Si spera che un bambino o un adolescente non debba mai ricorrere all’ospedale, ma quando ciò risulta necessario è importante che il ricovero avvenga in una struttura accogliente, capace di far sentire a proprio agio i piccoli e i loro familiari in modo da affrontare con maggiore serenità il percorso diagnostico e terapeutico.
Per questi pazienti, infatti, la stanza di degenza si trasforma per qualche giorno nella propria casa diventando il luogo dove riposare, mangiare, giocare, leggere, guardare la tv e fare i compiti. Per questo è molto importante evitare che i piccoli pazienti, una volta a ricovero abbiano la sensazione di trovarsi in un posto molto diverso dalla cameretta di casa con letti, armadietti e muri grigi e senza colore.

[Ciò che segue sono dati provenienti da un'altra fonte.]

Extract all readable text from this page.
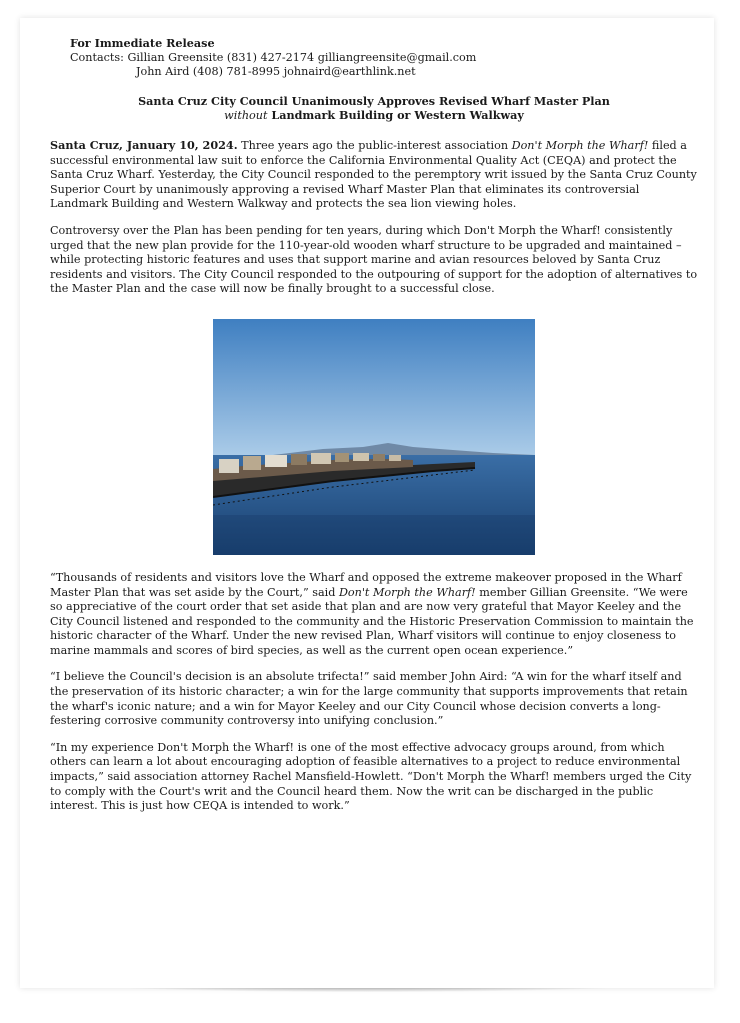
For Immediate Release
Contacts: Gillian Greensite (831) 427-2174 gilliangreensite@gmail.com
John Aird (408) 781-8995 johnaird@earthlink.net
Santa Cruz City Council Unanimously Approves Revised Wharf Master Plan
without Landmark Building or Western Walkway

Santa Cruz, January 10, 2024. Three years ago the public-interest association Don't Morph the Wharf! filed a successful environmental law suit to enforce the California Environmental Quality Act (CEQA) and protect the Santa Cruz Wharf. Yesterday, the City Council responded to the peremptory writ issued by the Santa Cruz County Superior Court by unanimously approving a revised Wharf Master Plan that eliminates its controversial Landmark Building and Western Walkway and protects the sea lion viewing holes.

Controversy over the Plan has been pending for ten years, during which Don't Morph the Wharf! consistently urged that the new plan provide for the 110-year-old wooden wharf structure to be upgraded and maintained – while protecting historic features and uses that support marine and avian resources beloved by Santa Cruz residents and visitors. The City Council responded to the outpouring of support for the adoption of alternatives to the Master Plan and the case will now be finally brought to a successful close.

“Thousands of residents and visitors love the Wharf and opposed the extreme makeover proposed in the Wharf Master Plan that was set aside by the Court,” said Don't Morph the Wharf! member Gillian Greensite. “We were so appreciative of the court order that set aside that plan and are now very grateful that Mayor Keeley and the City Council listened and responded to the community and the Historic Preservation Commission to maintain the historic character of the Wharf. Under the new revised Plan, Wharf visitors will continue to enjoy closeness to marine mammals and scores of bird species, as well as the current open ocean experience.”

“I believe the Council's decision is an absolute trifecta!” said member John Aird: “A win for the wharf itself and the preservation of its historic character; a win for the large community that supports improvements that retain the wharf's iconic nature; and a win for Mayor Keeley and our City Council whose decision converts a long-festering corrosive community controversy into unifying conclusion.”

“In my experience Don't Morph the Wharf! is one of the most effective advocacy groups around, from which others can learn a lot about encouraging adoption of feasible alternatives to a project to reduce environmental impacts,” said association attorney Rachel Mansfield-Howlett. “Don't Morph the Wharf! members urged the City to comply with the Court's writ and the Council heard them. Now the writ can be discharged in the public interest. This is just how CEQA is intended to work.”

Sono ormai tante le evidenze che dimostrano come un ambiente allegro e accogliente si ripercuota positivamente sulla sfera emotiva dei piccoli ricoverati aiutandoli a contrastare il pericolo di disorientamento legato alla lontananza dall’ambiente familiare.

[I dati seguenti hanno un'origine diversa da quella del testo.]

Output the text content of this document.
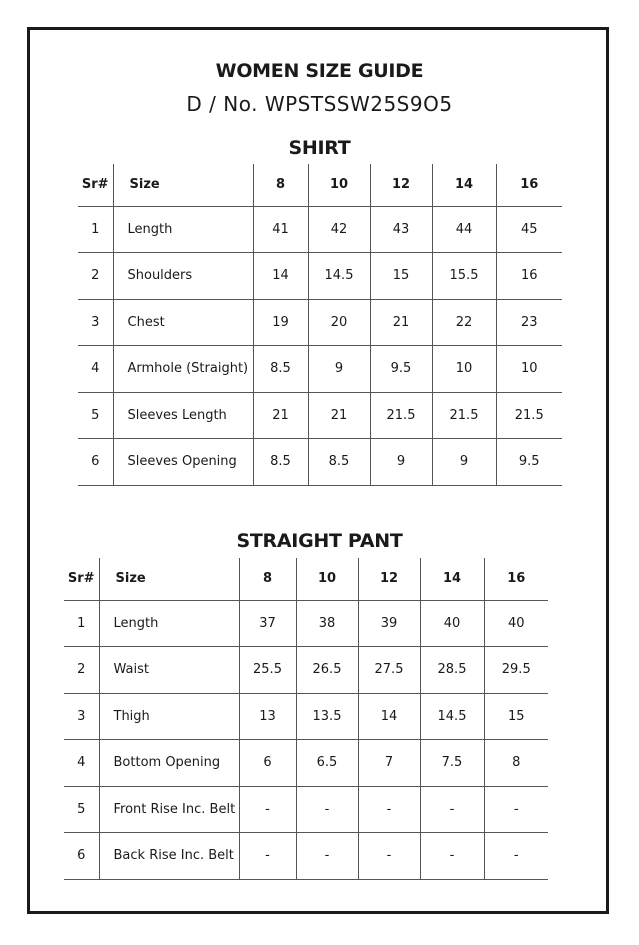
WOMEN SIZE GUIDE
D / No. WPSTSSW25S9O5
SHIRT
Sr#	Size	8	10	12	14	16
1	Length	41	42	43	44	45
2	Shoulders	14	14.5	15	15.5	16
3	Chest	19	20	21	22	23
4	Armhole (Straight)	8.5	9	9.5	10	10
5	Sleeves Length	21	21	21.5	21.5	21.5
6	Sleeves Opening	8.5	8.5	9	9	9.5
STRAIGHT PANT
Sr#	Size	8	10	12	14	16
1	Length	37	38	39	40	40
2	Waist	25.5	26.5	27.5	28.5	29.5
3	Thigh	13	13.5	14	14.5	15
4	Bottom Opening	6	6.5	7	7.5	8
5	Front Rise Inc. Belt	-	-	-	-	-
6	Back Rise Inc. Belt	-	-	-	-	-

Ogni anno, presso il Centro per la diagnosi e cura dell’Epilessia dell’IRCCS Neuromed vengono ricoverati circa 100 piccolo pazienti, a partire dall’età scolare ed in questa ottica, presso il Centro epilessia, recentemente rinnovato nel look e nelle dotazioni tecnologiche, è stata realizzata una stanza di degenza a “misura di bambino” (Smile Room).
Si tratta di una stanza che oltre ad essere dotata di un moderno sistema di videoEEG (per la registrazione continua 24/24ore dell’attività elettrica cerebrale) è stata pensata con grande attenzione alle esigenze dei bambini. Una cameretta allegra con pareti colorate e raffiguranti paesaggi di ispirazione fiabesca dotata anche uno spazio dedicato all’attività ludica ed una parete attrezzata con TV e sistemi per riproduzione di film. È stato, infine, previsto uno spazio comodo ed accogliente per il riposo del caregiver che accompagna il piccolo paziente per l’intera durata della degenza.
Lo scopo è far sì che i bambini ed i familiari vivano un ospedale differente che si prenda cura non solo della loro “malattia” ma anche del loro “essere bambini”.